The Goal: Click a Button, Get Markers
The idea behind BeatMarker is simple enough to explain in one sentence: you select an audio clip in your Adobe timeline, click a button, and the plugin places colored markers on every beat of the music. No manual tapping, no external tools, no subscription.
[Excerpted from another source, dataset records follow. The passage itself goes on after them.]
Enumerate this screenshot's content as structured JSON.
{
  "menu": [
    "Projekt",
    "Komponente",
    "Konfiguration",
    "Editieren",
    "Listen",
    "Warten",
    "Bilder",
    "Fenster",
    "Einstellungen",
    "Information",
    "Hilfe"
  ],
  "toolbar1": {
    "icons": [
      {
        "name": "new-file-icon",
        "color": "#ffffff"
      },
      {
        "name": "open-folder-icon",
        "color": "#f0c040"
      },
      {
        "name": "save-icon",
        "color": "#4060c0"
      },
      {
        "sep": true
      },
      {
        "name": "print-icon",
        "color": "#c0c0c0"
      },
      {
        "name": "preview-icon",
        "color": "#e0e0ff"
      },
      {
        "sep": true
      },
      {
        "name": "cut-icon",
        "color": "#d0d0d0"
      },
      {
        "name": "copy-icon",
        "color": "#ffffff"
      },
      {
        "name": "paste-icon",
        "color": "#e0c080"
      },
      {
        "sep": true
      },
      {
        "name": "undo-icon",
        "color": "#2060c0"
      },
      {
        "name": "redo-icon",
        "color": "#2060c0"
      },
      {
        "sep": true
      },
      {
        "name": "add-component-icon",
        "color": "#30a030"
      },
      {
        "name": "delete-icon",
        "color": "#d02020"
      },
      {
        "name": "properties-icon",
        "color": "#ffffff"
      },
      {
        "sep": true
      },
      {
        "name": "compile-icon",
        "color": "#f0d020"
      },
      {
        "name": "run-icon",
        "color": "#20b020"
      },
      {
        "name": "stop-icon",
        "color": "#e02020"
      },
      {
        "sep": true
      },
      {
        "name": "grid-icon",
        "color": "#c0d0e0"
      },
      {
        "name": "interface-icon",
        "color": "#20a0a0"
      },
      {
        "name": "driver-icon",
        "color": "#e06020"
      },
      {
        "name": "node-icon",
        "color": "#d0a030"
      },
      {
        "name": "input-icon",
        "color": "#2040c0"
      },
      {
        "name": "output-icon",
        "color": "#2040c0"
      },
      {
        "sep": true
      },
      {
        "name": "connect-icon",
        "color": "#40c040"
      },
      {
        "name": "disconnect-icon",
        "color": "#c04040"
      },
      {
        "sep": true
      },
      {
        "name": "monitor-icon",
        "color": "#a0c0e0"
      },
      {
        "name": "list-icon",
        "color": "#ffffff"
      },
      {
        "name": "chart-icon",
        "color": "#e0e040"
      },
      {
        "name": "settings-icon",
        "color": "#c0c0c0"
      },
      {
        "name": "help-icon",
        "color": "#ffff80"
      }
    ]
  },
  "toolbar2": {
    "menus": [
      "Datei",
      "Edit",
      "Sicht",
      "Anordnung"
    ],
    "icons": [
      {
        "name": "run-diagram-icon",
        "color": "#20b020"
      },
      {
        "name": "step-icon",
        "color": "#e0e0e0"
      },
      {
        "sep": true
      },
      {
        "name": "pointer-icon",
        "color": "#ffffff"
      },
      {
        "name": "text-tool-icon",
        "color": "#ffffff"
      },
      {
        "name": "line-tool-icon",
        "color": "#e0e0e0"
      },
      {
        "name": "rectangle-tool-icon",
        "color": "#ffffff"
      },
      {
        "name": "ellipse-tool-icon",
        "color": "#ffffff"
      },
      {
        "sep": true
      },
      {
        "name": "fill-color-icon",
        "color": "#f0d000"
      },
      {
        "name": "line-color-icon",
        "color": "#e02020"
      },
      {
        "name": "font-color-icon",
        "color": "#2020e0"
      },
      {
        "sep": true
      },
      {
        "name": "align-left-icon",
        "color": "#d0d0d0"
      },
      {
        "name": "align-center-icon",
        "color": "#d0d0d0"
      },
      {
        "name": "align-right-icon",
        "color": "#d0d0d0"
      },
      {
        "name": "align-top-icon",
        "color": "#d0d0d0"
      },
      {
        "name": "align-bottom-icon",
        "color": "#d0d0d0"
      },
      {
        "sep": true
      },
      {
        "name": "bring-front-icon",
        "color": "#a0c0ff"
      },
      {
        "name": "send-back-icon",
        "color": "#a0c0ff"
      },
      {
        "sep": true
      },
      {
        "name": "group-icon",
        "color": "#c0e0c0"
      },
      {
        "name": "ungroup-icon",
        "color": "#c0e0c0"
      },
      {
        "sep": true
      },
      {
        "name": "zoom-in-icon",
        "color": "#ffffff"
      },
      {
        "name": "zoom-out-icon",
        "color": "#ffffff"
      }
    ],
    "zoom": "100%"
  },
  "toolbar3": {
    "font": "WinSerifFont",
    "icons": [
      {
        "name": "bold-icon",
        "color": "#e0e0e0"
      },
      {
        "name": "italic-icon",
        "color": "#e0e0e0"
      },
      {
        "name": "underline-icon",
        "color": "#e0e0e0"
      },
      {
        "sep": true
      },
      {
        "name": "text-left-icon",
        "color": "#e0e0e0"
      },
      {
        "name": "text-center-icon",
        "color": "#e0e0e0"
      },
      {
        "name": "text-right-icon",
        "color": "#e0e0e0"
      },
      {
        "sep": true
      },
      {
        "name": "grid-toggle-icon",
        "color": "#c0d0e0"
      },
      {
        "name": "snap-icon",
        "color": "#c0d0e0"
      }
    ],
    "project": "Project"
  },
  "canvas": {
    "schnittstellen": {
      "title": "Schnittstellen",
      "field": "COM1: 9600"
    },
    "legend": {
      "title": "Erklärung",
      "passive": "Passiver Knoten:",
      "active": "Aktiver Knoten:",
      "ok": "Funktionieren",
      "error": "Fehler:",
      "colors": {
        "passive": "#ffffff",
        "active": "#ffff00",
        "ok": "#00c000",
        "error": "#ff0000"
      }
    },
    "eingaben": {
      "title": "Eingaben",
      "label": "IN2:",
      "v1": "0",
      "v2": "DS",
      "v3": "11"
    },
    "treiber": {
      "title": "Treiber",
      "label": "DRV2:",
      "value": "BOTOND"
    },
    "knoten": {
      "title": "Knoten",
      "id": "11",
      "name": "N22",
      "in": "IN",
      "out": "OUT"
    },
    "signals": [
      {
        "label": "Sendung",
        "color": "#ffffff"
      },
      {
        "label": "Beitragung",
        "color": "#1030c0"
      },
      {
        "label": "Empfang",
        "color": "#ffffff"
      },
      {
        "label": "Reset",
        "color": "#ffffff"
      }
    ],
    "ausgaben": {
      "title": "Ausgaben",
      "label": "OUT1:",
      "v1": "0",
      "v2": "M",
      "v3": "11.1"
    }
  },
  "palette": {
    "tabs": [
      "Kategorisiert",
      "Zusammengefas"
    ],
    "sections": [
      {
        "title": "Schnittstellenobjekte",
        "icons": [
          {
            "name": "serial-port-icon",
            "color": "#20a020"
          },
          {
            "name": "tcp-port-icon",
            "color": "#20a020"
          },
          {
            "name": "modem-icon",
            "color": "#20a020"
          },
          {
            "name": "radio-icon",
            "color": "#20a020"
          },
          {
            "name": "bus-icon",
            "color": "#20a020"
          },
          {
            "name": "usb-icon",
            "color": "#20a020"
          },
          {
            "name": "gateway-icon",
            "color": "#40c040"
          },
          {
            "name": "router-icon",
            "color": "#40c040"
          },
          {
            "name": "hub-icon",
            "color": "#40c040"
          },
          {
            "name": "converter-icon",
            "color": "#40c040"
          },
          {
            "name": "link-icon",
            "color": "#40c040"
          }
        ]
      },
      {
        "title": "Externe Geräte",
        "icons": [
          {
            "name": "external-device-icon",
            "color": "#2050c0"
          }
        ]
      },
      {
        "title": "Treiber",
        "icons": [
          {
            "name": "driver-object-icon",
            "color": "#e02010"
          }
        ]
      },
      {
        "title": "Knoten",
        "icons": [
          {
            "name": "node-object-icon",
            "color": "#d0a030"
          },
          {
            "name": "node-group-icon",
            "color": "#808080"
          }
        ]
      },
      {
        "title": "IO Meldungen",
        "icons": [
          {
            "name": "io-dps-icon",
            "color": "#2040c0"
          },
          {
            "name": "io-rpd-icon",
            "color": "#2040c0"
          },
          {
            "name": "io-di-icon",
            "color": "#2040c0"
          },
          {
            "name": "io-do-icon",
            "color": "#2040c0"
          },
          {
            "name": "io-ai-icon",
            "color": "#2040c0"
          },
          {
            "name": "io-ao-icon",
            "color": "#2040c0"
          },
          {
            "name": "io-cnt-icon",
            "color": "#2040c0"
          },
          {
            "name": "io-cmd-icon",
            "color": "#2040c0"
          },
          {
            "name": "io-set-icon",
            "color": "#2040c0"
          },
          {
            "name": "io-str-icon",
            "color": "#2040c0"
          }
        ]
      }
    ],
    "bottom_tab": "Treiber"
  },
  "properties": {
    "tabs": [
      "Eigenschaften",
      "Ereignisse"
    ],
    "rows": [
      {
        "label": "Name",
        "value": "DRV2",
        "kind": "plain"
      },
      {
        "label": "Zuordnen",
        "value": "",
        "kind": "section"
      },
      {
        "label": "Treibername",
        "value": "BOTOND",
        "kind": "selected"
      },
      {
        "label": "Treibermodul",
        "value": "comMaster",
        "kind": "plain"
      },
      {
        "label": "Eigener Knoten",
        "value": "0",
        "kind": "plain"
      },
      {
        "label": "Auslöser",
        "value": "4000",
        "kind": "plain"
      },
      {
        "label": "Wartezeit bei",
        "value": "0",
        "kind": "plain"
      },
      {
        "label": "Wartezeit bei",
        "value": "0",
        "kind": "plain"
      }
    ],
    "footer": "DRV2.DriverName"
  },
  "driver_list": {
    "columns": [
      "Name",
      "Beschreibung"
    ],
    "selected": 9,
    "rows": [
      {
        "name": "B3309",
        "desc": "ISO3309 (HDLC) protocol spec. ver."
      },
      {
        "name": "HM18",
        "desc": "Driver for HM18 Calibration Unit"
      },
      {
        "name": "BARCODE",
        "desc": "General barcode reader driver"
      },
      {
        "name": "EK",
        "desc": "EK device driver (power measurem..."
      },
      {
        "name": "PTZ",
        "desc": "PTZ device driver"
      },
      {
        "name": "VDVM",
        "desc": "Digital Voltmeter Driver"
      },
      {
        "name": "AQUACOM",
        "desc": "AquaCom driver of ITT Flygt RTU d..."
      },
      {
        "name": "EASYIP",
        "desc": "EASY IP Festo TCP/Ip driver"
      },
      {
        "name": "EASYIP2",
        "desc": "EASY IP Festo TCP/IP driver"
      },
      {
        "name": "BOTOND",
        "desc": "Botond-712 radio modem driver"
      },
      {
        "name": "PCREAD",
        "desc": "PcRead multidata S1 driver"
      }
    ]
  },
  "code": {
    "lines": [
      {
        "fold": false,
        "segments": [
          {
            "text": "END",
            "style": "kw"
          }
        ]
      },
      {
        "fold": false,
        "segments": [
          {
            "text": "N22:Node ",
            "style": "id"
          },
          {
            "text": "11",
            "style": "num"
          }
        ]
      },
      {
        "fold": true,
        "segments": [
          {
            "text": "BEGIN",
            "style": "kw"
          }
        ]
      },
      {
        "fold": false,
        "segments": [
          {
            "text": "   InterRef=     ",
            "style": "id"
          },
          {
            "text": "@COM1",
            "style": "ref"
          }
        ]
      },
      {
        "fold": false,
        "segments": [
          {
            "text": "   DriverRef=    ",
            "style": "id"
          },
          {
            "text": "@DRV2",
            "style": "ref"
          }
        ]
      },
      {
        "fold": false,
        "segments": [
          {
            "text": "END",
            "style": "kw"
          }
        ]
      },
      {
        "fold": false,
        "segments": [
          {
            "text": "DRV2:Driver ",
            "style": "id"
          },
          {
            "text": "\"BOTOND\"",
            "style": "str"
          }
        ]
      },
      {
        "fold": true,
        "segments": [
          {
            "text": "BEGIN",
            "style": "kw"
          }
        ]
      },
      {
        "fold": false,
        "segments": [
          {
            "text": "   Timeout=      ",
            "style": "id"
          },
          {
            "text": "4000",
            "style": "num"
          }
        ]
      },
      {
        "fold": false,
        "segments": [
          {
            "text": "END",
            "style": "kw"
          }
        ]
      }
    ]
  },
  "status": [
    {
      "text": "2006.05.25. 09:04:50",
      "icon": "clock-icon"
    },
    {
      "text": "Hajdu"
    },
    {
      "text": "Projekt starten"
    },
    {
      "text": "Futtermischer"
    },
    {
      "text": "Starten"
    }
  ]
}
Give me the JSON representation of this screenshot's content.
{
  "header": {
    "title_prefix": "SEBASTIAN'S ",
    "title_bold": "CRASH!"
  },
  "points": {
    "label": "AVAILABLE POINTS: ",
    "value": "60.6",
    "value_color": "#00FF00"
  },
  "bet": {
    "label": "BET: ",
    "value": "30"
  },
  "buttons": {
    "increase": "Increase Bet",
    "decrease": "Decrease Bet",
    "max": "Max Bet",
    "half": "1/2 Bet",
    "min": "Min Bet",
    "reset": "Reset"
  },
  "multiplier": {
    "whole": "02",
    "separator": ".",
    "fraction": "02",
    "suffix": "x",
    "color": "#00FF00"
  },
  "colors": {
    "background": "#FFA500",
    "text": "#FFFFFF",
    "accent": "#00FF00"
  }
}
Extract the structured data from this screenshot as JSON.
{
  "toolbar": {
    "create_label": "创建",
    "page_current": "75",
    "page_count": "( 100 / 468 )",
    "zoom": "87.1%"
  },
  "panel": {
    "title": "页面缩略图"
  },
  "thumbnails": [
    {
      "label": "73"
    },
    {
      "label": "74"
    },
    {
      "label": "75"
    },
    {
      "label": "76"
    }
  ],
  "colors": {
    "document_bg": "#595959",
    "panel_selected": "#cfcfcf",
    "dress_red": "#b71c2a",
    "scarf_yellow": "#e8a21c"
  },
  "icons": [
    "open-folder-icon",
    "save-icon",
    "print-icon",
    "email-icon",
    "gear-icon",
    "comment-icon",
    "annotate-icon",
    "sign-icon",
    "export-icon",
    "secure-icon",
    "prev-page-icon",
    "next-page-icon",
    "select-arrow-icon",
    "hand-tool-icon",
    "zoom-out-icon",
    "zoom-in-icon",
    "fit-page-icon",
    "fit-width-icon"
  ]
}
The implementation is the interesting part. Claude Code needed to decode audio files — WAV and MP3 — entirely inside an Adobe plugin environment, extract beats with high accuracy, and do it fast enough that the editor doesn't sit waiting. No server. No AI model. No cloud API. Just JavaScript running locally in a sandboxed plugin panel.
This is the story of how that pipeline was built, what worked, what catastrophically failed, and what the final numbers look like.
Why Not Just Use the Web Audio API?
The obvious approach is AudioContext.decodeAudioData() — it's the standard Web Audio way to decode audio files. It handles WAV, MP3, AAC, everything. You pass it an ArrayBuffer, it gives you back a decoded PCM AudioBuffer. Clean, fast, battle-tested.
In UXP (Adobe Premiere Pro plugins), AudioContext doesn't exist. The entire Web Audio API is absent. Claude Code confirmed this by checking:
typeof AudioContext // "undefined"
typeof webkitAudioContext // "undefined"
This meant building a complete audio decoding pipeline from scratch, in pure JavaScript, with no browser APIs. Every byte of the audio file has to be read and interpreted manually.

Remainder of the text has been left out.